A central scheduler partitions documents into shards and assigns CA tasks to attention servers, optimizing for both load balance (FLOPs) and communication volume (bytes). The scheduling algorithm uses a cost-benefit heuristic to migrate shards between servers, minimizing communication per unit of compute transferred.
Experimental Evaluation
DistCA is evaluated on LLaMA-8B and LLaMA-34B models with context lengths up to 512K tokens, using up to 512 H200 GPUs. The experiments compare DistCA against WLB-LLM, a state-of-the-art workload-balanced parallelism baseline.
Figure 6: 3D Parallel (no PP) experiment. DistCA achieves 1.07–1.20x speedup over WLB-LLM in Pretrain and 1.05–1.12x in ProLong.
Figure 7: 4D Parallel (with PP) experiment. DistCA achieves up to 1.35x speedup over WLB-LLM, with increasing advantage at larger scale and longer context.
DistCA consistently outperforms WLB-LLM, with speedups up to 1.35x and near-linear weak scaling. The throughput advantage increases with context length and model size, as WLB-LLM suffers from compounded memory and communication bottlenecks. DistCA's flexible token-level scheduling and communication overlap enable near-perfect compute and memory balance.
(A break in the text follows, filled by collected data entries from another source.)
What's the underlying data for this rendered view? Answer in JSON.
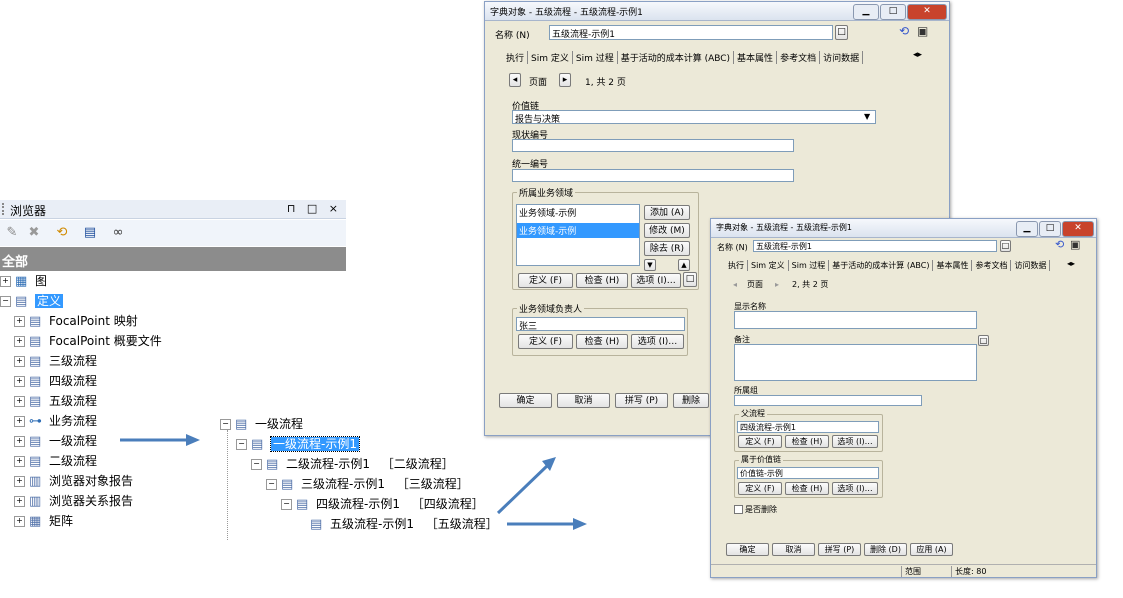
{
  "browser": {
    "title": "浏览器",
    "title_buttons": "⊓ □ ×",
    "all_label": "全部",
    "tree": [
      {
        "label": "图",
        "icon": "chart-icon"
      },
      {
        "label": "定义",
        "icon": "folder-doc-icon",
        "selected": true
      },
      {
        "label": "FocalPoint 映射",
        "icon": "doc-icon"
      },
      {
        "label": "FocalPoint 概要文件",
        "icon": "doc-icon"
      },
      {
        "label": "三级流程",
        "icon": "doc-icon"
      },
      {
        "label": "四级流程",
        "icon": "doc-icon"
      },
      {
        "label": "五级流程",
        "icon": "doc-icon"
      },
      {
        "label": "业务流程",
        "icon": "flow-icon"
      },
      {
        "label": "一级流程",
        "icon": "doc-icon"
      },
      {
        "label": "二级流程",
        "icon": "doc-icon"
      },
      {
        "label": "浏览器对象报告",
        "icon": "report-icon"
      },
      {
        "label": "浏览器关系报告",
        "icon": "report-icon"
      },
      {
        "label": "矩阵",
        "icon": "grid-icon"
      }
    ]
  },
  "mid_tree": [
    {
      "label": "一级流程",
      "type": "",
      "selected": false
    },
    {
      "label": "一级流程-示例1",
      "type": "",
      "selected": true
    },
    {
      "label": "二级流程-示例1",
      "type": "［二级流程］"
    },
    {
      "label": "三级流程-示例1",
      "type": "［三级流程］"
    },
    {
      "label": "四级流程-示例1",
      "type": "［四级流程］"
    },
    {
      "label": "五级流程-示例1",
      "type": "［五级流程］"
    }
  ],
  "dialog1": {
    "title": "字典对象 - 五级流程 - 五级流程-示例1",
    "name_label": "名称 (N)",
    "name_value": "五级流程-示例1",
    "tabs": [
      "执行",
      "Sim 定义",
      "Sim 过程",
      "基于活动的成本计算 (ABC)",
      "基本属性",
      "参考文档",
      "访问数据"
    ],
    "page_label": "页面",
    "page_info": "1, 共 2 页",
    "value_chain_label": "价值链",
    "value_chain_value": "报告与决策",
    "current_no_label": "现状编号",
    "unified_no_label": "统一编号",
    "domain_group": "所属业务领域",
    "domain_items": [
      "业务领域-示例",
      "业务领域-示例"
    ],
    "add_btn": "添加 (A)",
    "edit_btn": "修改 (M)",
    "remove_btn": "除去 (R)",
    "def_btn": "定义 (F)",
    "check_btn": "检查 (H)",
    "opt_btn": "选项 (I)…",
    "owner_group": "业务领域负责人",
    "owner_value": "张三",
    "ok_btn": "确定",
    "cancel_btn": "取消",
    "spell_btn": "拼写 (P)",
    "delete_btn": "删除"
  },
  "dialog2": {
    "title": "字典对象 - 五级流程 - 五级流程-示例1",
    "name_label": "名称 (N)",
    "name_value": "五级流程-示例1",
    "tabs": [
      "执行",
      "Sim 定义",
      "Sim 过程",
      "基于活动的成本计算 (ABC)",
      "基本属性",
      "参考文档",
      "访问数据"
    ],
    "page_label": "页面",
    "page_info": "2, 共 2 页",
    "display_name_label": "显示名称",
    "remark_label": "备注",
    "group_label": "所属组",
    "parent_group": "父流程",
    "parent_value": "四级流程-示例1",
    "valuechain_group": "属于价值链",
    "valuechain_value": "价值链-示例",
    "def_btn": "定义 (F)",
    "check_btn": "检查 (H)",
    "opt_btn": "选项 (I)…",
    "is_deleted_label": "是否删除",
    "ok_btn": "确定",
    "cancel_btn": "取消",
    "spell_btn": "拼写 (P)",
    "delete_btn": "删除 (D)",
    "apply_btn": "应用 (A)",
    "status_range": "范围",
    "status_length": "长度: 80"
  },
  "colors": {
    "selection": "#3399ff",
    "arrow": "#4a7ebb",
    "dialog_bg": "#ece9d8"
  }
}
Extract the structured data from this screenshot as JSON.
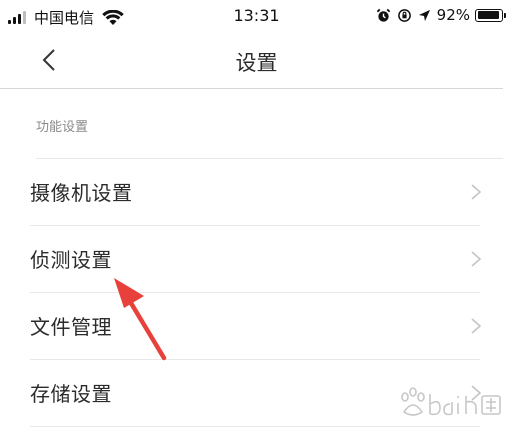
{
  "status_bar": {
    "carrier": "中国电信",
    "time": "13:31",
    "battery_percent": "92%",
    "battery_level": 0.92,
    "icons": [
      "signal-icon",
      "wifi-icon",
      "alarm-icon",
      "orientation-lock-icon",
      "location-icon",
      "battery-icon"
    ]
  },
  "nav": {
    "title": "设置",
    "back_icon": "chevron-left-icon"
  },
  "section": {
    "header": "功能设置",
    "items": [
      {
        "label": "摄像机设置",
        "icon": "chevron-right-icon"
      },
      {
        "label": "侦测设置",
        "icon": "chevron-right-icon"
      },
      {
        "label": "文件管理",
        "icon": "chevron-right-icon"
      },
      {
        "label": "存储设置",
        "icon": "chevron-right-icon"
      }
    ]
  },
  "annotation": {
    "arrow_color": "#e8403a",
    "points_to": "侦测设置"
  },
  "watermark": {
    "logo": "baidu-jingyan-watermark"
  },
  "colors": {
    "text_primary": "#2b2b2b",
    "text_secondary": "#8a8a8a",
    "divider": "#e8e8e8",
    "chevron": "#c4c4c4",
    "annotation": "#e8403a"
  }
}
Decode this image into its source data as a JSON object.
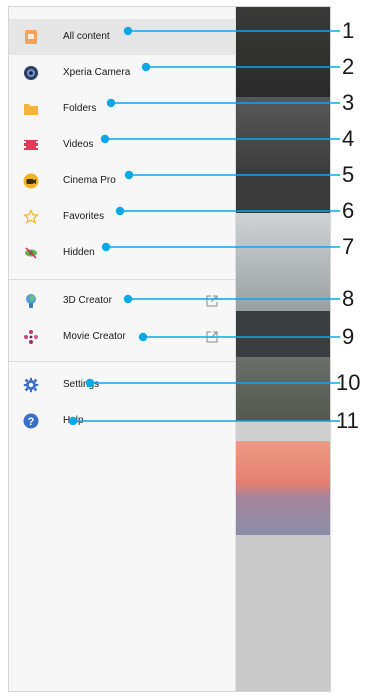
{
  "menu": {
    "items": [
      {
        "label": "All content",
        "icon": "all-content-icon"
      },
      {
        "label": "Xperia Camera",
        "icon": "xperia-camera-icon"
      },
      {
        "label": "Folders",
        "icon": "folder-icon"
      },
      {
        "label": "Videos",
        "icon": "film-icon"
      },
      {
        "label": "Cinema Pro",
        "icon": "cinema-pro-icon"
      },
      {
        "label": "Favorites",
        "icon": "star-icon"
      },
      {
        "label": "Hidden",
        "icon": "hidden-eye-icon"
      },
      {
        "label": "3D Creator",
        "icon": "3d-creator-icon"
      },
      {
        "label": "Movie Creator",
        "icon": "movie-creator-icon"
      },
      {
        "label": "Settings",
        "icon": "gear-icon"
      },
      {
        "label": "Help",
        "icon": "help-icon"
      }
    ]
  },
  "callouts": [
    "1",
    "2",
    "3",
    "4",
    "5",
    "6",
    "7",
    "8",
    "9",
    "10",
    "11"
  ],
  "colors": {
    "accent": "#0aa8e8",
    "selected_bg": "#e6e6e6",
    "drawer_bg": "#f7f7f7"
  }
}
Figure 8: Throughput of core attention remains high for fused shards above kernel tile size, validating composability.
Ablation studies demonstrate that DistCA's ping-pong execution fully hides communication overhead, and that tuning the scheduler's imbalance tolerance factor can reduce memory requirements by 20–25% without impacting latency.
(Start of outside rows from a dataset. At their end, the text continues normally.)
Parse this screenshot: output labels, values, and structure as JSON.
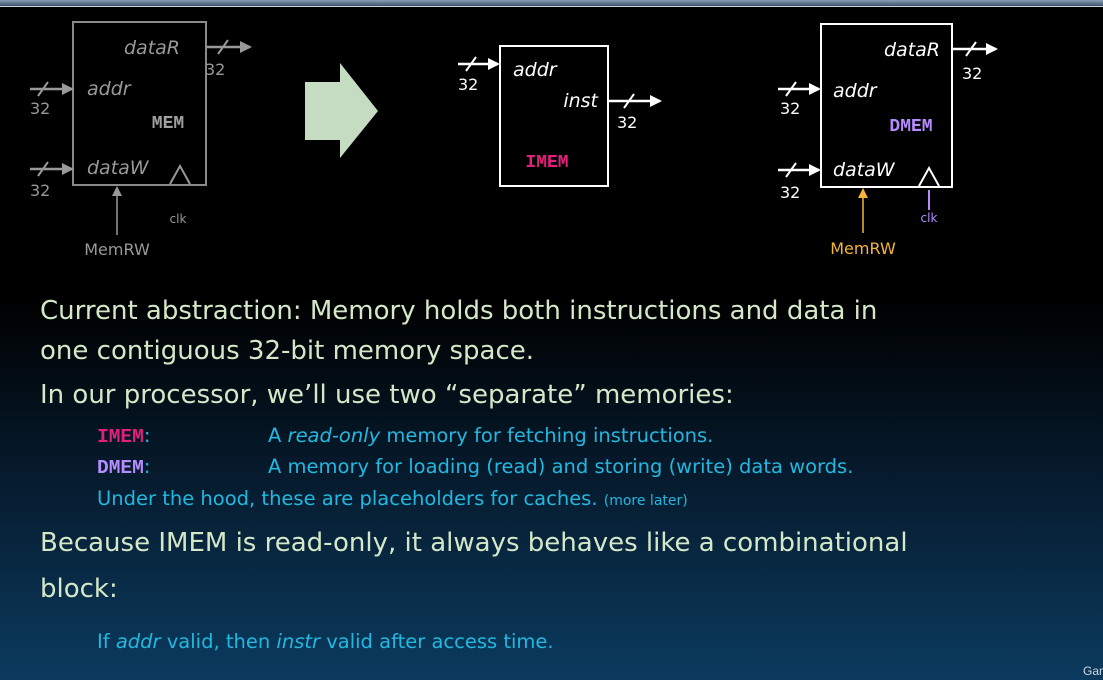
{
  "diagram": {
    "mem": {
      "name": "MEM",
      "dataR": "dataR",
      "addr": "addr",
      "dataW": "dataW",
      "clk": "clk",
      "memrw": "MemRW",
      "w_addr": "32",
      "w_dataW": "32",
      "w_dataR": "32"
    },
    "imem": {
      "name": "IMEM",
      "addr": "addr",
      "inst": "inst",
      "w_addr": "32",
      "w_inst": "32"
    },
    "dmem": {
      "name": "DMEM",
      "dataR": "dataR",
      "addr": "addr",
      "dataW": "dataW",
      "clk": "clk",
      "memrw": "MemRW",
      "w_addr": "32",
      "w_dataW": "32",
      "w_dataR": "32"
    }
  },
  "text": {
    "l1": "Current abstraction: Memory holds both instructions and data in",
    "l2": "one contiguous 32-bit memory space.",
    "l3": "In our processor, we’ll use two “separate” memories:",
    "imem_label": "IMEM",
    "imem_colon": ":",
    "imem_desc_a": "A ",
    "imem_desc_em": "read-only",
    "imem_desc_b": " memory for fetching instructions.",
    "dmem_label": "DMEM",
    "dmem_colon": ":",
    "dmem_desc": "A memory for loading (read) and storing (write) data words.",
    "hood": "Under the hood, these are placeholders for caches.",
    "hood_note": "(more later)",
    "l4": "Because IMEM is read-only, it always behaves like a combinational",
    "l5": "block:",
    "l6_a": "If ",
    "l6_addr": "addr",
    "l6_b": " valid, then ",
    "l6_instr": "instr",
    "l6_c": " valid after access time."
  },
  "footer": "Gar"
}
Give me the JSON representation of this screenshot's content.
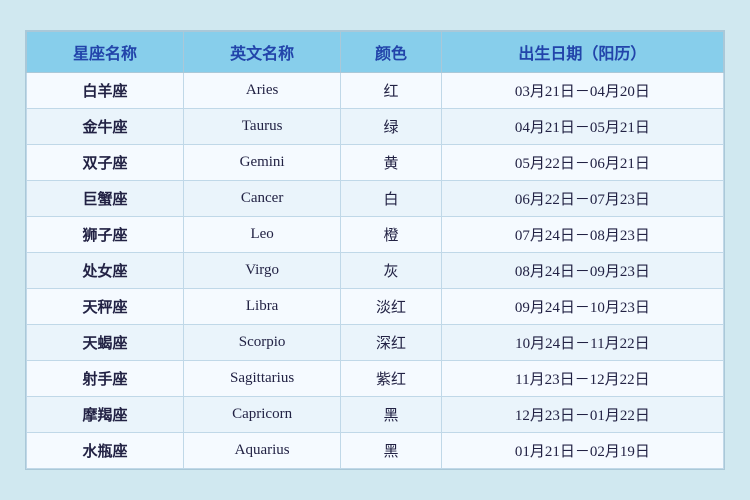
{
  "table": {
    "headers": [
      "星座名称",
      "英文名称",
      "颜色",
      "出生日期（阳历）"
    ],
    "rows": [
      {
        "chinese": "白羊座",
        "english": "Aries",
        "color": "红",
        "dates": "03月21日－04月20日"
      },
      {
        "chinese": "金牛座",
        "english": "Taurus",
        "color": "绿",
        "dates": "04月21日－05月21日"
      },
      {
        "chinese": "双子座",
        "english": "Gemini",
        "color": "黄",
        "dates": "05月22日－06月21日"
      },
      {
        "chinese": "巨蟹座",
        "english": "Cancer",
        "color": "白",
        "dates": "06月22日－07月23日"
      },
      {
        "chinese": "狮子座",
        "english": "Leo",
        "color": "橙",
        "dates": "07月24日－08月23日"
      },
      {
        "chinese": "处女座",
        "english": "Virgo",
        "color": "灰",
        "dates": "08月24日－09月23日"
      },
      {
        "chinese": "天秤座",
        "english": "Libra",
        "color": "淡红",
        "dates": "09月24日－10月23日"
      },
      {
        "chinese": "天蝎座",
        "english": "Scorpio",
        "color": "深红",
        "dates": "10月24日－11月22日"
      },
      {
        "chinese": "射手座",
        "english": "Sagittarius",
        "color": "紫红",
        "dates": "11月23日－12月22日"
      },
      {
        "chinese": "摩羯座",
        "english": "Capricorn",
        "color": "黑",
        "dates": "12月23日－01月22日"
      },
      {
        "chinese": "水瓶座",
        "english": "Aquarius",
        "color": "黑",
        "dates": "01月21日－02月19日"
      }
    ]
  }
}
Figure 9: Throughput for different communication patterns, showing that ping-pong execution eliminates communication bottlenecks.
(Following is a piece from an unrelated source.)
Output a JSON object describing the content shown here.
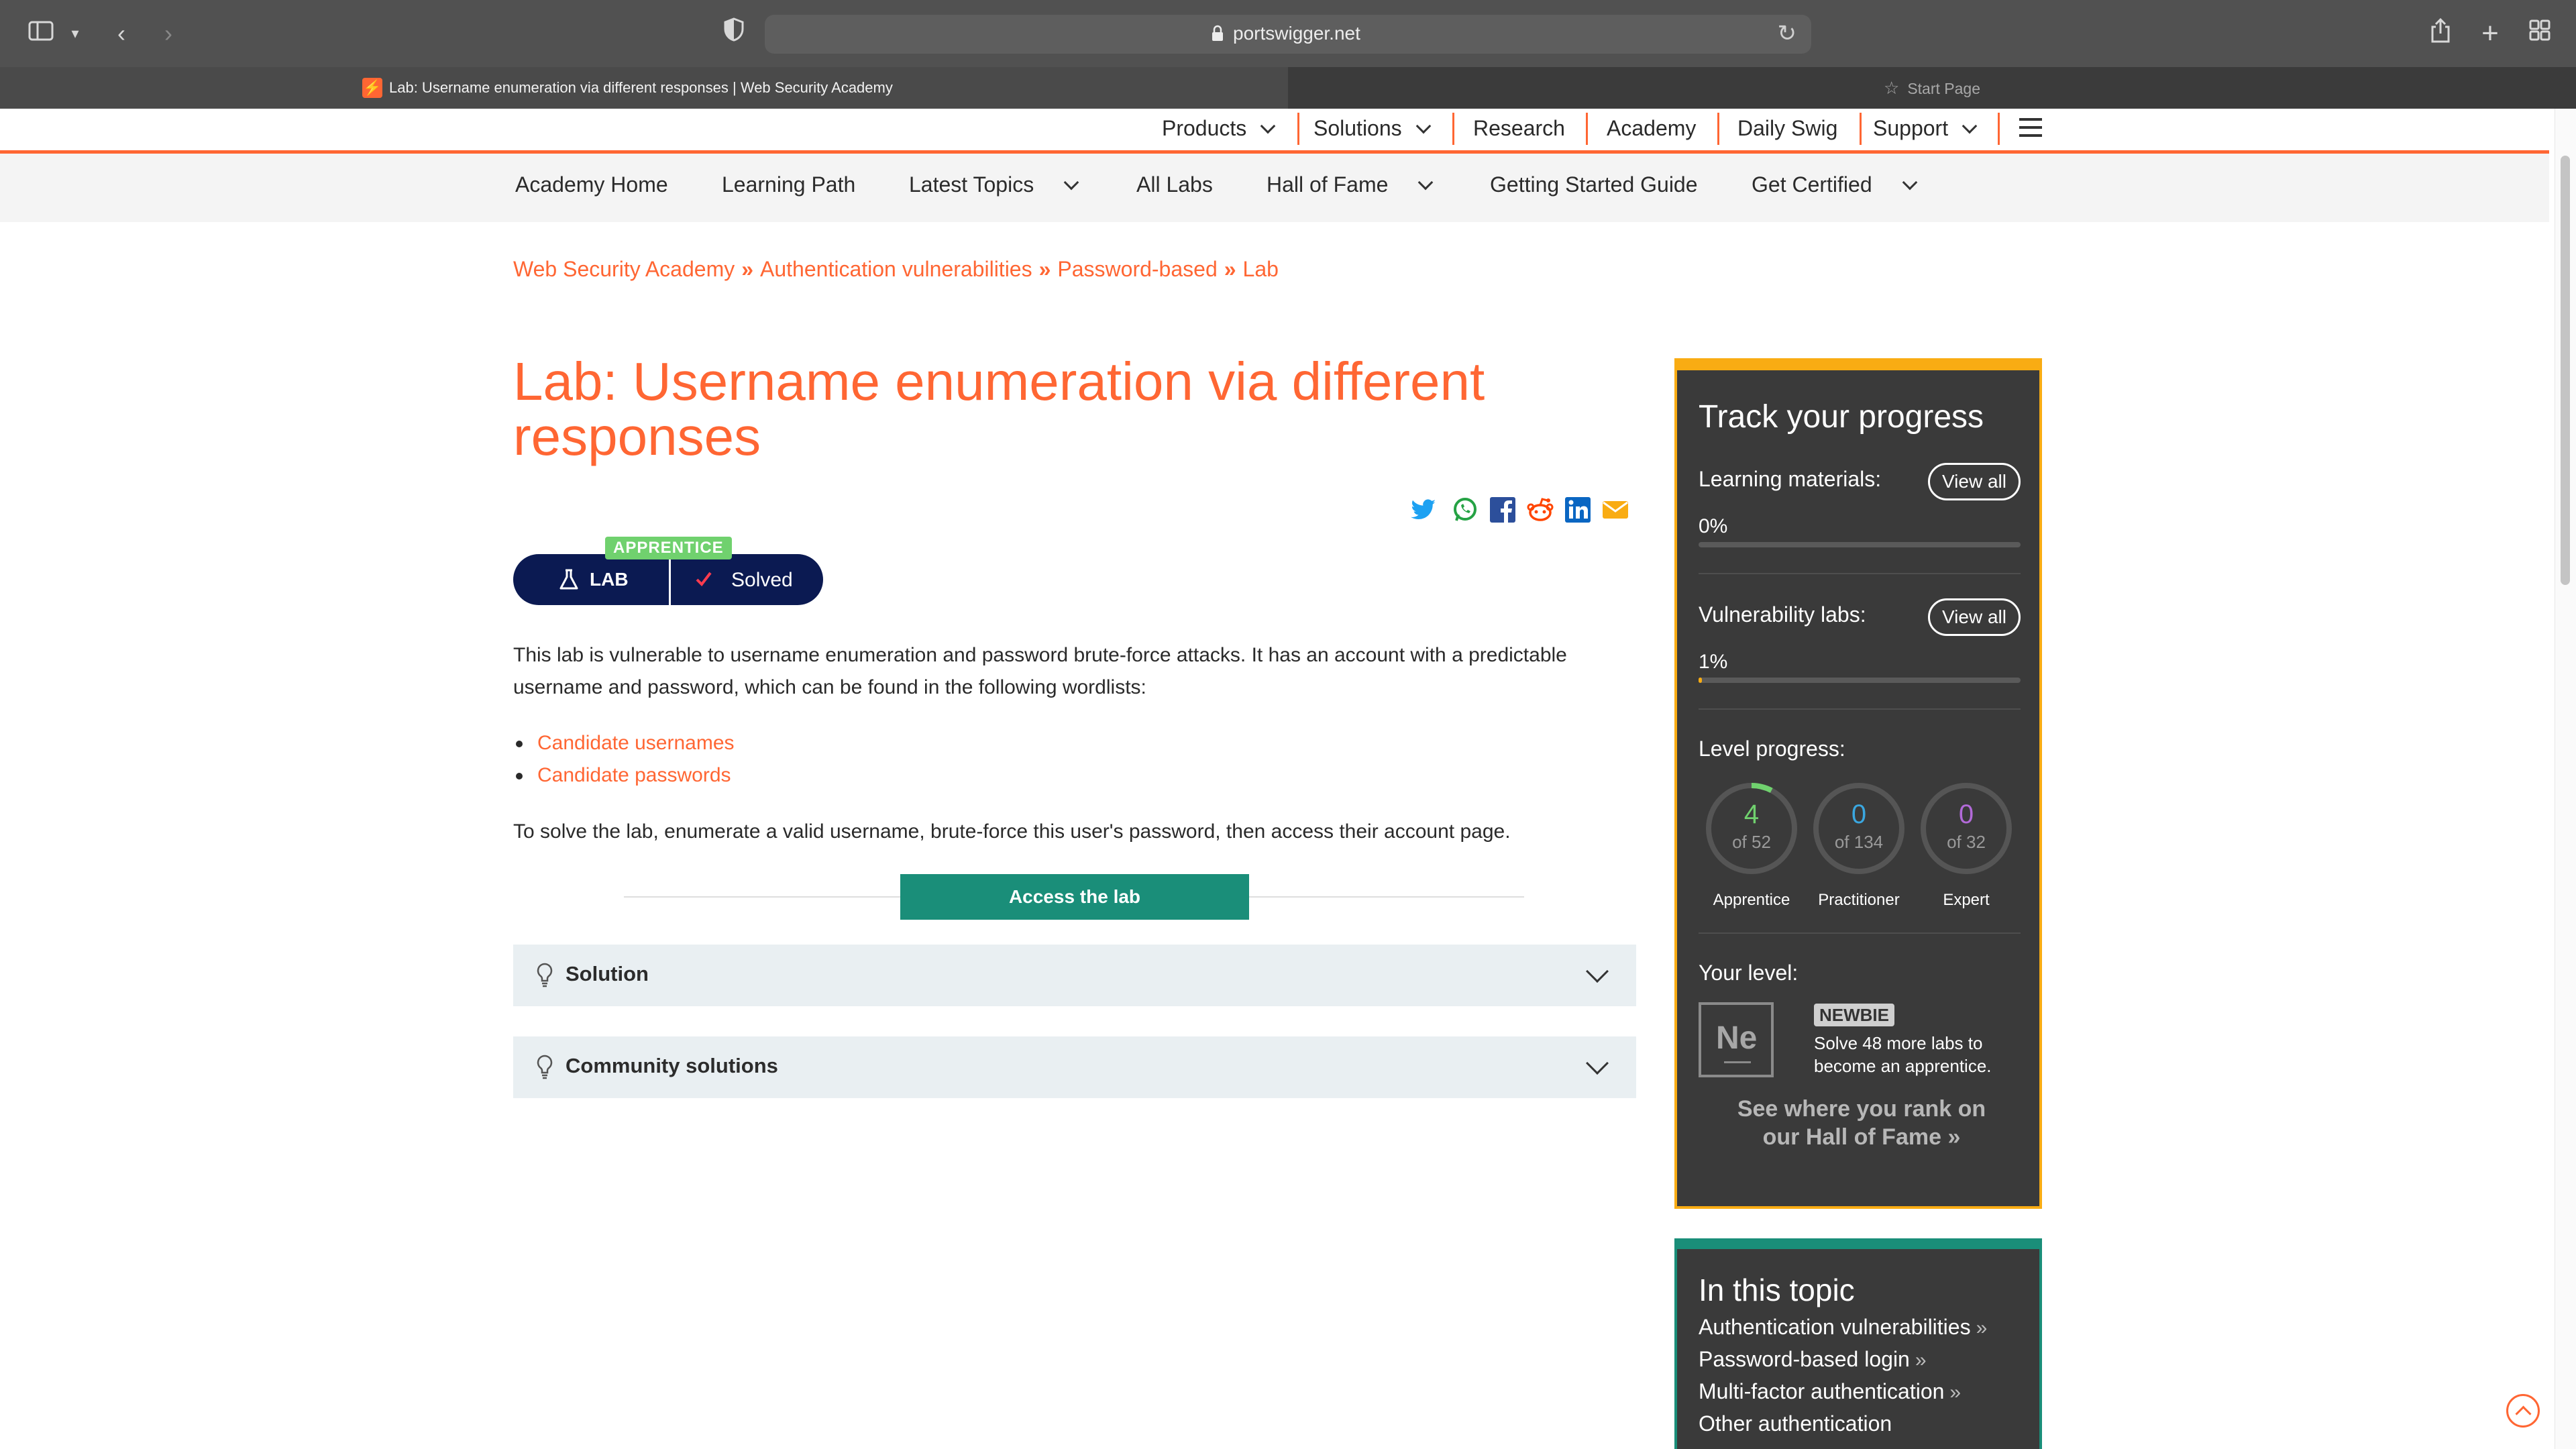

Figure 10: Impact of the compute imbalance tolerance factor; optimal range minimizes memory without increasing iteration latency.
System and Algorithmic Trade-offs
DistCA's design choices—token-level sharding, in-place attention servers, and ping-pong scheduling—address the fundamental mismatch between CA and other transformer components. The system achieves high memory utilization and compute balance without the scalability limitations of CP or the memory divergence of variable-length chunking. The scheduler's cost-benefit heuristic enables fine-grained control over the trade-off between load balance and communication volume.
The main limitation is memory fragmentation due to variable tensor shapes in CA requests, which introduces CPU overhead and degrades performance in large-scale experiments. Static memory allocation and CUDA Graphs are proposed as future optimizations.
Implications and Future Directions
CAD provides a principled approach to decoupling compute and memory scaling in LLM training, enabling efficient utilization of heterogeneous resources. The stateless and composable nature of CA suggests further opportunities for hardware specialization and dynamic resource allocation. Dedicated attention server pools could enhance fault tolerance and performance isolation. Extending the scheduler to support partial context sharding and more precise communication modeling could further improve efficiency.
The separation of CA from context-independent layers may also inform future model architectures and training paradigms, particularly for ultra-long-context or multi-modal models where attention bottlenecks dominate. The demonstrated throughput improvements and scalability suggest that CAD can be foundational for next-generation LLM training systems.
Conclusion
Core Attention Disaggregation, as implemented in DistCA, addresses the critical challenge of load imbalance in long-context LLM training by decoupling and independently scheduling core attention computation. The system leverages the statelessness and composability of CA, achieving up to 1.35x throughput improvement and near-linear scaling on large GPU clusters. The approach eliminates DP/PP stragglers and maintains high resource utilization, with practical implications for scalable, efficient LLM training. Future work may extend CAD to dedicated hardware, more flexible scheduling, and broader model classes.